The vulnerability, tracked as CVE-2025-12420, carries a CVSS score of 9.3 out of 10.0

“This issue […] could enable an unauthenticated user to impersonate another user and perform the operations that the impersonated user is entitled to perform,” the company said in an advisory released Monday.

The shortcoming was addressed by ServiceNow on October 30, 2025, by deploying a security update to the majority of hosted instances, with the company also sharing the patches with ServiceNow partners and self-hosted customers.

Cybersecurity

The following versions include a fix for CVE-2025-12420 –

  • Now Assist AI Agents (sn_aia) – 5.1.18 or later and 5.2.19 or later
  • Virtual Agent API (sn_va_as_service) – 3.15.2 or later and 4.0.4 or later

ServiceNow credited Aaron Costello, chief of SaaS Security Research at AppOmni, with discovering and reporting the flaw in October 2025. While there is no evidence that the vulnerability has been exploited in the wild, users are advised to apply an appropriate security update as soon as possible to mitigate potential threats.

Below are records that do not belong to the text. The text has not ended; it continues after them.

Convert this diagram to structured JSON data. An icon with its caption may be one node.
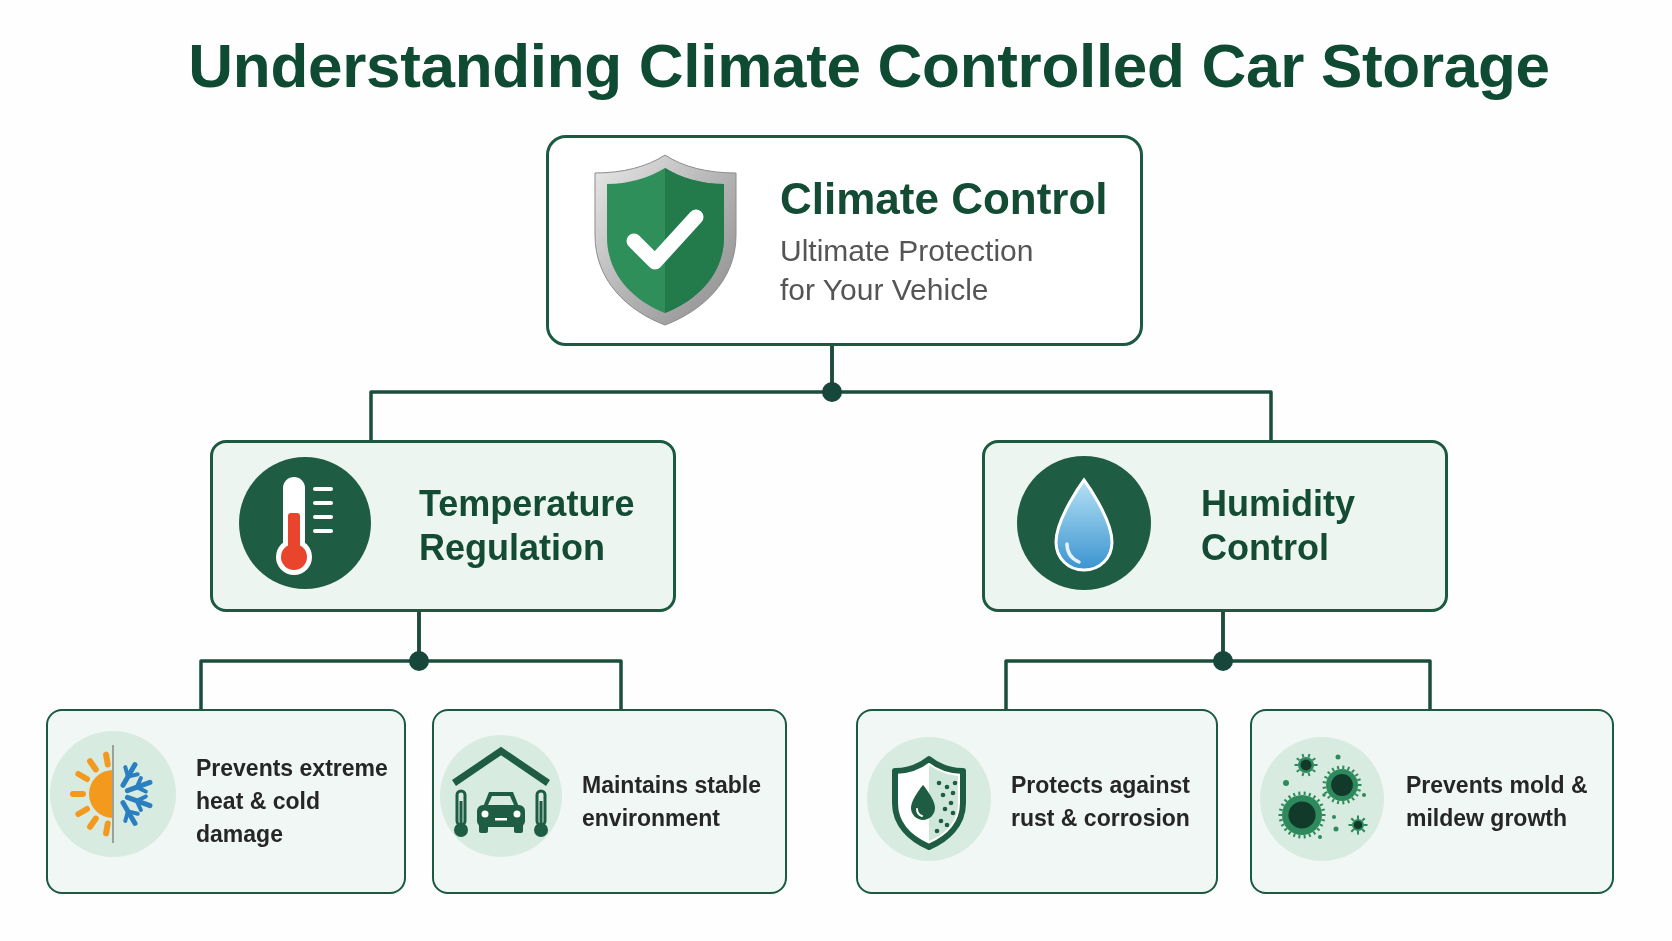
{
  "diagram": {
    "title": "Understanding Climate Controlled Car Storage",
    "nodes": [
      {
        "text": [
          "Climate Control",
          "Ultimate Protection for Your Vehicle"
        ]
      },
      {
        "text": [
          "Temperature Regulation"
        ]
      },
      {
        "text": [
          "Humidity Control"
        ]
      },
      {
        "text": [
          "Prevents extreme heat & cold damage"
        ]
      },
      {
        "text": [
          "Maintains stable environment"
        ]
      },
      {
        "text": [
          "Protects against rust & corrosion"
        ]
      },
      {
        "text": [
          "Prevents mold & mildew growth"
        ]
      }
    ],
    "edges": [
      {
        "from": 0,
        "to": 1,
        "arrow": "none"
      },
      {
        "from": 0,
        "to": 2,
        "arrow": "none"
      },
      {
        "from": 1,
        "to": 3,
        "arrow": "none"
      },
      {
        "from": 1,
        "to": 4,
        "arrow": "none"
      },
      {
        "from": 2,
        "to": 5,
        "arrow": "none"
      },
      {
        "from": 2,
        "to": 6,
        "arrow": "none"
      }
    ]
  }
}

The disclosure comes nearly two months after AppOmni revealed that malicious actors can exploit default configurations in ServiceNow’s Now Assist generative artificial intelligence (AI) platform and leverage its agentic capabilities to conduct second-order prompt injection attacks.

The issue could then be weaponized to execute unauthorized actions, enabling attackers to copy and exfiltrate sensitive corporate data, modify records, and escalate privileges.